Current
Today, the street is the centre of London's gay community. In the middle of Soho, it features several gay bars, restaurants and cafés, as well as a popular theatre. Whilst a pedestrianisation project proved unpopular with local traders and was reversed, the street is closed to vehicular traffic for the Soho Pride festival one weekend each year, in late summer. The street also is home to some of Soho's most popular sex shops Clonezone, Soho Original Books and Janus.
The Prince Edward Theatre is located on the east end of the street. Until 2004, the long-running production of Mamma Mia!, a musical based upon the songs of ABBA was showing at the theatre. When Mamma Mia! moved to larger premises in another part of the West End, a production of Mary Poppins moved in but closed in 2008. It's now home to Jersey Boys - a play about the lives of Frankie Valli and The Four Seasons.
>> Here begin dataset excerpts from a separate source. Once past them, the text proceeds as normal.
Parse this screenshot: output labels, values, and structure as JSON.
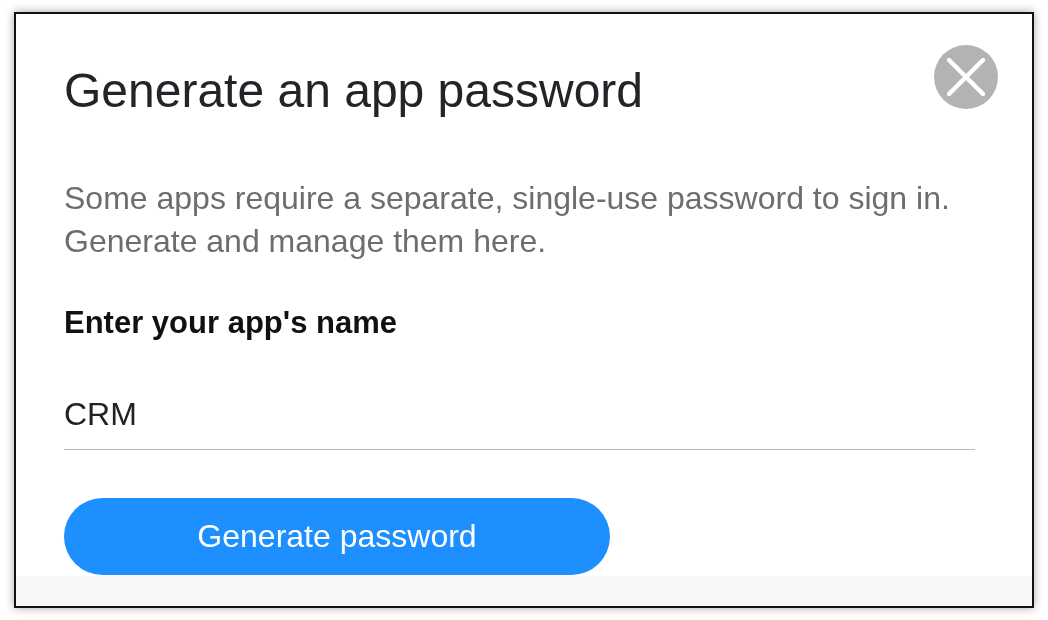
{
  "dialog": {
    "title": "Generate an app password",
    "closable": true,
    "description": "Some apps require a separate, single-use password to sign in. Generate and manage them here.",
    "field": {
      "label": "Enter your app's name",
      "value": "CRM"
    },
    "primary_button": "Generate password"
  }
}
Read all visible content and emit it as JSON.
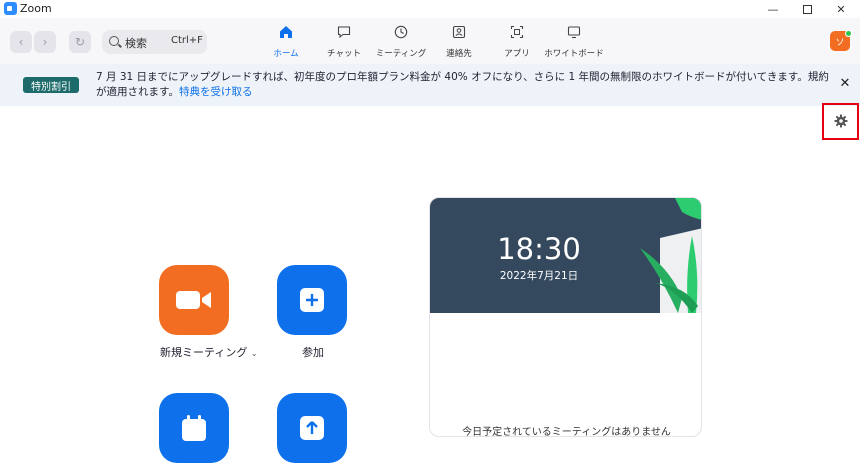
{
  "window": {
    "title": "Zoom"
  },
  "toolbar": {
    "search_label": "検索",
    "search_shortcut": "Ctrl+F",
    "tabs": [
      {
        "label": "ホーム",
        "icon": "home-icon",
        "active": true
      },
      {
        "label": "チャット",
        "icon": "chat-icon",
        "active": false
      },
      {
        "label": "ミーティング",
        "icon": "clock-icon",
        "active": false
      },
      {
        "label": "連絡先",
        "icon": "contacts-icon",
        "active": false
      },
      {
        "label": "アプリ",
        "icon": "apps-icon",
        "active": false
      },
      {
        "label": "ホワイトボード",
        "icon": "whiteboard-icon",
        "active": false
      }
    ],
    "avatar_initial": "ソ"
  },
  "banner": {
    "badge": "特別割引",
    "text": "7 月 31 日までにアップグレードすれば、初年度のプロ年額プラン料金が 40% オフになり、さらに 1 年間の無制限のホワイトボードが付いてきます。規約が適用されます。",
    "link": "特典を受け取る"
  },
  "actions": {
    "new_meeting": "新規ミーティング",
    "join": "参加"
  },
  "card": {
    "time": "18:30",
    "date": "2022年7月21日",
    "empty_message": "今日予定されているミーティングはありません"
  },
  "colors": {
    "accent": "#0e71eb",
    "orange": "#f26d21",
    "blue": "#0e71eb",
    "badge": "#1e6b6b",
    "highlight": "#e60012"
  }
}
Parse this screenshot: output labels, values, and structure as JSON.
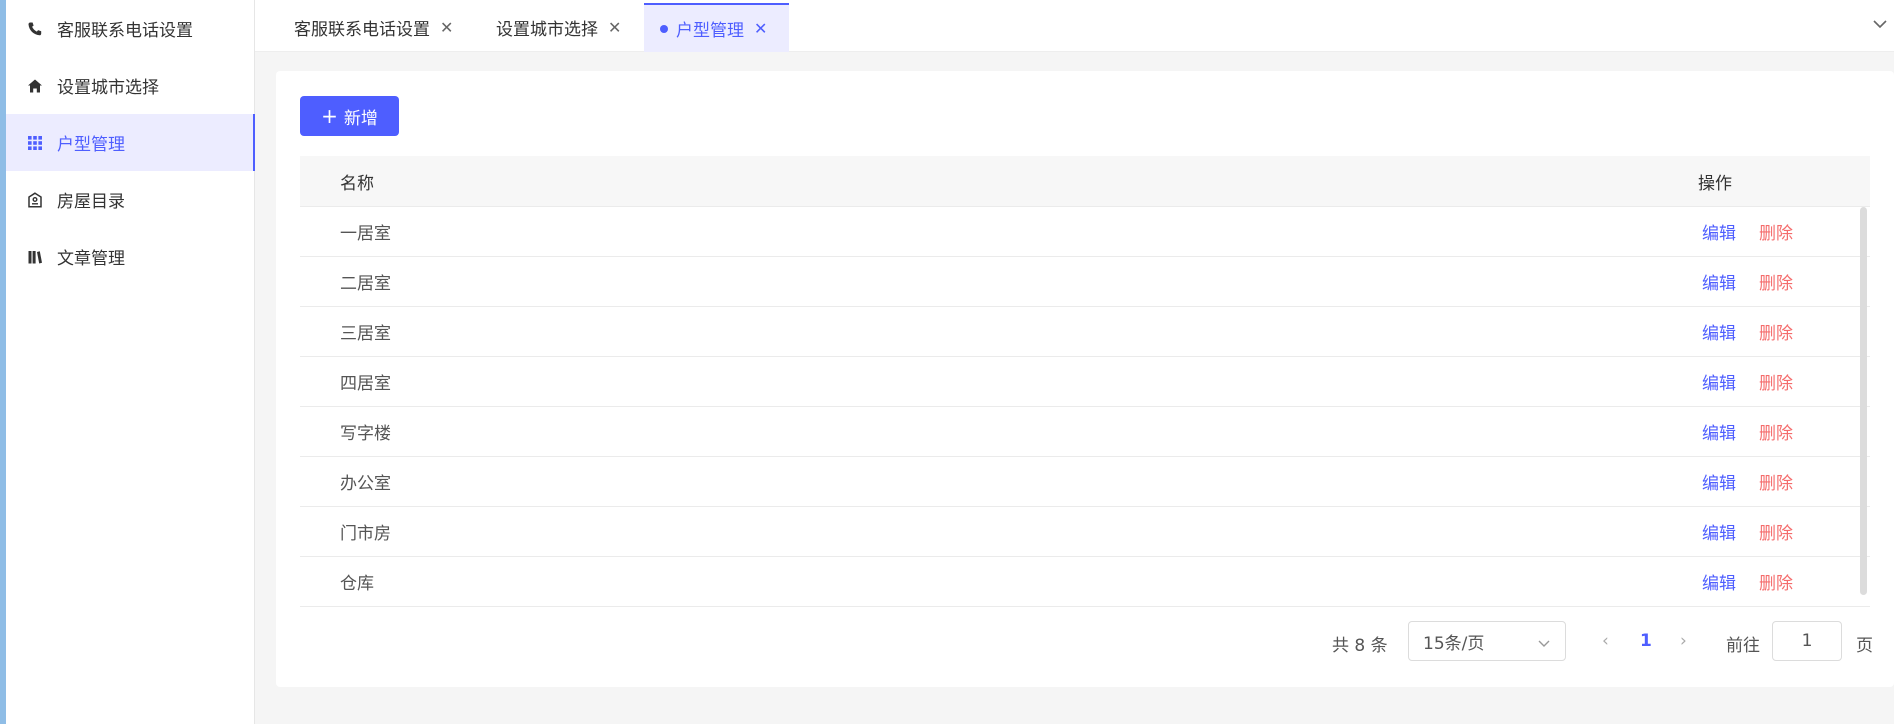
{
  "sidebar": {
    "items": [
      {
        "label": "客服联系电话设置",
        "icon": "phone-icon",
        "active": false
      },
      {
        "label": "设置城市选择",
        "icon": "home-icon",
        "active": false
      },
      {
        "label": "户型管理",
        "icon": "grid-icon",
        "active": true
      },
      {
        "label": "房屋目录",
        "icon": "house-tag-icon",
        "active": false
      },
      {
        "label": "文章管理",
        "icon": "books-icon",
        "active": false
      }
    ]
  },
  "tabs": [
    {
      "label": "客服联系电话设置",
      "active": false
    },
    {
      "label": "设置城市选择",
      "active": false
    },
    {
      "label": "户型管理",
      "active": true
    }
  ],
  "toolbar": {
    "add_label": "新增"
  },
  "table": {
    "columns": {
      "name": "名称",
      "ops": "操作"
    },
    "edit_label": "编辑",
    "delete_label": "删除",
    "rows": [
      "一居室",
      "二居室",
      "三居室",
      "四居室",
      "写字楼",
      "办公室",
      "门市房",
      "仓库"
    ]
  },
  "pager": {
    "total_text": "共 8 条",
    "page_size": "15条/页",
    "current_page": "1",
    "goto_label": "前往",
    "goto_value": "1",
    "page_unit": "页"
  },
  "colors": {
    "accent": "#4e5eff",
    "danger": "#f56c6c"
  }
}
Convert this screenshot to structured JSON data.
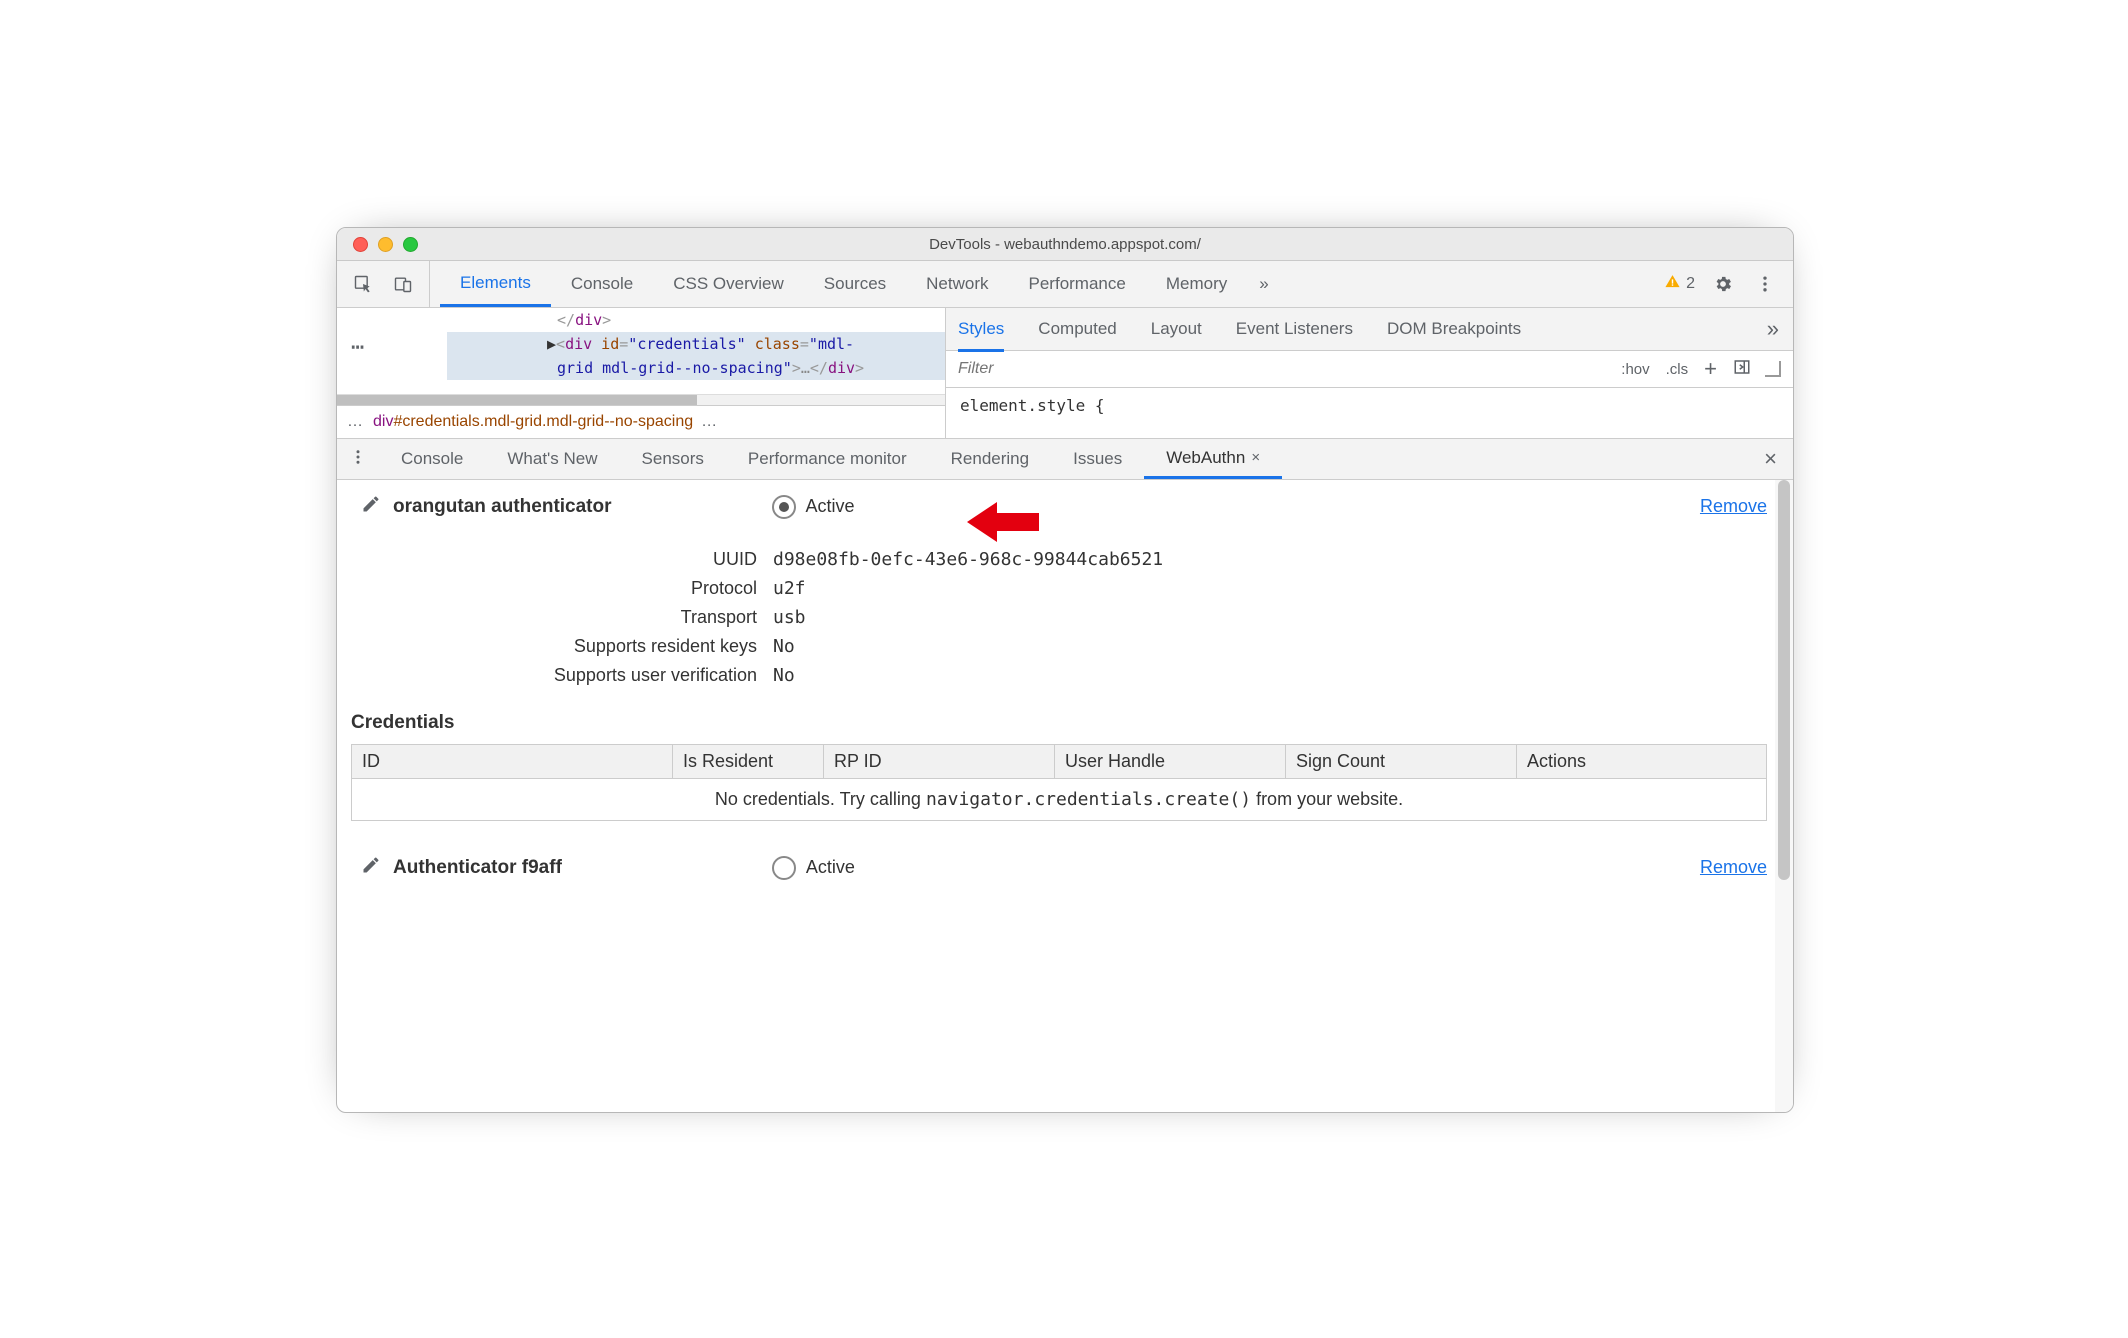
{
  "titlebar": {
    "title": "DevTools - webauthndemo.appspot.com/"
  },
  "top_tabs": {
    "elements": "Elements",
    "console": "Console",
    "css_overview": "CSS Overview",
    "sources": "Sources",
    "network": "Network",
    "performance": "Performance",
    "memory": "Memory"
  },
  "top_more_glyph": "»",
  "warn_count": "2",
  "elements_code": {
    "line1_open": "<",
    "line1_slash": "/",
    "line1_tag": "div",
    "line1_close": ">",
    "line2_tri": "▶",
    "line2_open": "<",
    "line2_tag": "div",
    "line2_id_attr": " id",
    "line2_eq": "=",
    "line2_id_val_open": "\"",
    "line2_id_val": "credentials",
    "line2_id_val_close": "\"",
    "line2_class_attr": " class",
    "line2_class_val_open": "\"",
    "line2_class_val_a": "mdl-",
    "line2_class_val_b": "grid mdl-grid--no-spacing",
    "line2_close1": ">",
    "line2_ell": "…",
    "line2_end_open": "<",
    "line2_end_slash": "/",
    "line2_end_tag": "div",
    "line2_end_close": ">"
  },
  "crumbs": {
    "dots_l": "…",
    "main": "div#credentials.mdl-grid.mdl-grid--no-spacing",
    "dots_r": "…"
  },
  "styles_tabs": {
    "styles": "Styles",
    "computed": "Computed",
    "layout": "Layout",
    "event_listeners": "Event Listeners",
    "dom_breakpoints": "DOM Breakpoints"
  },
  "styles_more": "»",
  "filter_placeholder": "Filter",
  "hov_label": ":hov",
  "cls_label": ".cls",
  "element_style": "element.style {",
  "lower_tabs": {
    "console": "Console",
    "whats_new": "What's New",
    "sensors": "Sensors",
    "perfmon": "Performance monitor",
    "rendering": "Rendering",
    "issues": "Issues",
    "webauthn": "WebAuthn"
  },
  "webauthn_close": "×",
  "panel_close": "×",
  "auth": {
    "name": "orangutan authenticator",
    "active_label": "Active",
    "remove": "Remove",
    "uuid_k": "UUID",
    "uuid_v": "d98e08fb-0efc-43e6-968c-99844cab6521",
    "proto_k": "Protocol",
    "proto_v": "u2f",
    "trans_k": "Transport",
    "trans_v": "usb",
    "resident_k": "Supports resident keys",
    "resident_v": "No",
    "userver_k": "Supports user verification",
    "userver_v": "No"
  },
  "cred": {
    "heading": "Credentials",
    "th_id": "ID",
    "th_resident": "Is Resident",
    "th_rpid": "RP ID",
    "th_handle": "User Handle",
    "th_sign": "Sign Count",
    "th_actions": "Actions",
    "empty_pre": "No credentials. Try calling ",
    "empty_code": "navigator.credentials.create()",
    "empty_post": " from your website."
  },
  "auth2": {
    "name": "Authenticator f9aff",
    "active_label": "Active",
    "remove": "Remove"
  }
}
London producer and director Adam Spreadbury-Maher lives on the northern end of Old Compton Street.
In 1999 the Admiral Duncan pub was the site of a nail bomb attack which killed three people and injured over a dozen. A neo-nazi, David Copeland, was subsequently found guilty of the bombing (intended specifically to injure members of the gay community). Previously decorated in neutral colours, the Admiral Duncan was re-opened with a flamboyant pink and purple exterior with a large gay pride rainbow flag flying outside, which has remained there ever since, in defiance of Westminster City Council's planning permission laws.
Along the street are numerous other gay bars, including Comptons of SOHO and G-A-Y bar. Also on the street are a variety of cafés, tea rooms (including the original branch of the renowned Patisserie Valerie chain) and restaurants (including Bincho, London's only authentic yakitori restaurant, and Balans, which unusually for much of England is open 24 hours a day), and a variety of sex shops. Old Compton Street is also the home of some of London's film and video post-production houses.
An interesting local feature can be found in the middle of Charing Cross Road at its junction with Old Compton Street. Beneath the grill in the traffic island in the middle of the road, can be seen the old road signs for the now vanished Little Compton Street, which once joined Old Compton Street with New Compton Street.